Inspired by this:
Calculate stochastic integral $\int_0^T s^2 W_s dW_s$ ,
I was asking myself this question:
Given a stochastic integral:
$I=\int_0^T f(W_s) ds$
is there a direct way to check if it is $W_{T}$-measurable ?
I tried to do a calculation for $f(W_s)=W_s$ and I wanted to ask:
- if my calculations/reasonings make sense and are conceptually correct ( even if the might be an overkill )
- if there are other ways that do not use the Ito formula to prove the same (maybe that can be applied to a generic $f$?).
I thought this ( a bit intuitively ):
Prop: $I$ is $W_T$ measurable iff $Var(I|W_T)=0$.
The idea is that if $I$ is already $W_T$ measurable, it is a function of $W_T$ and therefore its variance given $W_T$ should vanish.
If the proposition is true, than we can evaluate:
$Var(I|W_T)=\int_0^T \int_0^T cov(W_sW_{s'}|W_T) dsds'=2 \int_0^{T}d{s'}\int_0^{s'}ds \ cov(W_sW_{s'}|W_T)$
, where now in the covariance we have $s<s'<T$, just for convenience.
Now using that for a Brownian motion $E[W_uW_t]=min(u,t)$, that the joint of $W_s,W_s',W_T$ is Gaussian, we can evaluate the conditional covariance (I may add a bit more details on the calculation):
$cov(W_sW_{s'}|W_T)=s-\frac{ss'}{T}$
and finally:
$Var(I|W_T)=\frac{T^3}{24}>0$
Note that $Var(I|W_T)$ could have been a function of $W_T$ but, according to my calculations, it is not.
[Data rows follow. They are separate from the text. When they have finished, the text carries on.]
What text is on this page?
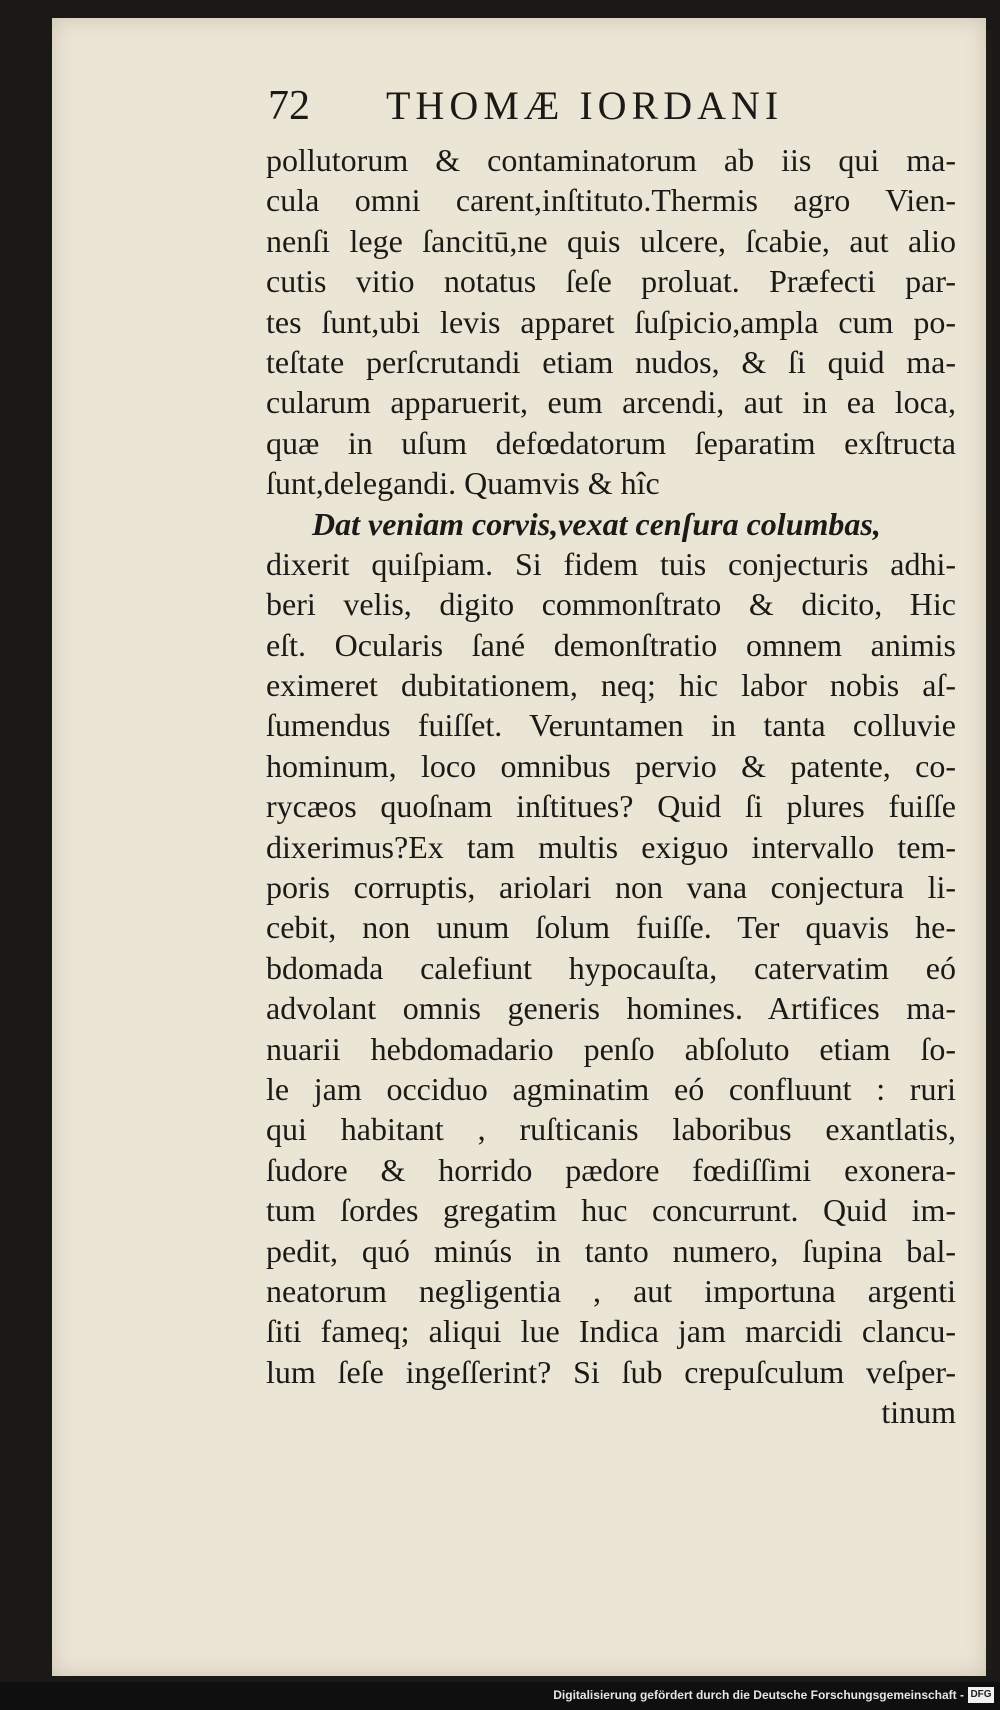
72 THOMÆ IORDANI
pollutorum & contaminatorum ab iis qui ma-
cula omni carent,inſtituto.Thermis agro Vien-
nenſi lege ſancitū,ne quis ulcere, ſcabie, aut alio
cutis vitio notatus ſeſe proluat. Præfecti par-
tes ſunt,ubi levis apparet ſuſpicio,ampla cum po-
teſtate perſcrutandi etiam nudos, & ſi quid ma-
cularum apparuerit, eum arcendi, aut in ea loca,
quæ in uſum defœdatorum ſeparatim exſtructa
ſunt,delegandi. Quamvis & hîc
Dat veniam corvis,vexat cenſura columbas,
dixerit quiſpiam. Si fidem tuis conjecturis adhi-
beri velis, digito commonſtrato & dicito, Hic
eſt. Ocularis ſané demonſtratio omnem animis
eximeret dubitationem, neq; hic labor nobis aſ-
ſumendus fuiſſet. Veruntamen in tanta colluvie
hominum, loco omnibus pervio & patente, co-
rycæos quoſnam inſtitues? Quid ſi plures fuiſſe
dixerimus?Ex tam multis exiguo intervallo tem-
poris corruptis, ariolari non vana conjectura li-
cebit, non unum ſolum fuiſſe. Ter quavis he-
bdomada calefiunt hypocauſta, catervatim eó
advolant omnis generis homines. Artifices ma-
nuarii hebdomadario penſo abſoluto etiam ſo-
le jam occiduo agminatim eó confluunt : ruri
qui habitant , ruſticanis laboribus exantlatis,
ſudore & horrido pædore fœdiſſimi exonera-
tum ſordes gregatim huc concurrunt. Quid im-
pedit, quó minús in tanto numero, ſupina bal-
neatorum negligentia , aut importuna argenti
ſiti fameq; aliqui lue Indica jam marcidi clancu-
lum ſeſe ingeſſerint? Si ſub crepuſculum veſper-
tinum
Digitalisierung gefördert durch die Deutsche Forschungsgemeinschaft - DFG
Anyway this is positive and therefore we can conclude (?) that $I$ is not $W_T$-measurable ?
Under an additional smoothness assumption I show that the integral $I=\int_0^Tf(W_s)\,ds$ is not $W_T$-measurable unless $f$ is constant:
Lemma. Assume $$\tag{1} \int_0^Tf(W_t,t)\,dt=g(W_T,T) $$ holds for all $T$ where $g(x,t)$ is twice differentiable in $x$ and differentiable in $t$. Then, both $f$ and $g$ don't depend on $x\,.$ In particular, only the integral with deterministic integrand is trivially $W_T$-measurable.
Recall that $W_T$ measurability of the integral is, by the Dynkin-Doob lemma, equivalent to the existence of a Borel measurable $g(x,t)$ that satisfies (1). The assumption of smoothness helps to simplify the matters.
Proof. Assume (1). Then by Ito's formula \begin{align} f(W_t,t)\,dt=g_x(W_t,t)\,dW_t+\frac{1}{2}g_{xx}(W_t,t)\,dt+g_t(W_t,t)\,dt\,. \end{align} This implies \begin{align} 0&=g_x(x,t)\,,\quad 0=g_{xx}(x,t)\,,\tag{2}\\ f(x,t)&=g_t(x,t)\,.\tag{3} \end{align} The first of equations (2) means that $g$ cannot depend on $x\,.$ Therefore, if (1) holds, $f$ cannot depend on $x$ (by (3)) and both sides of (1) must be deterministic.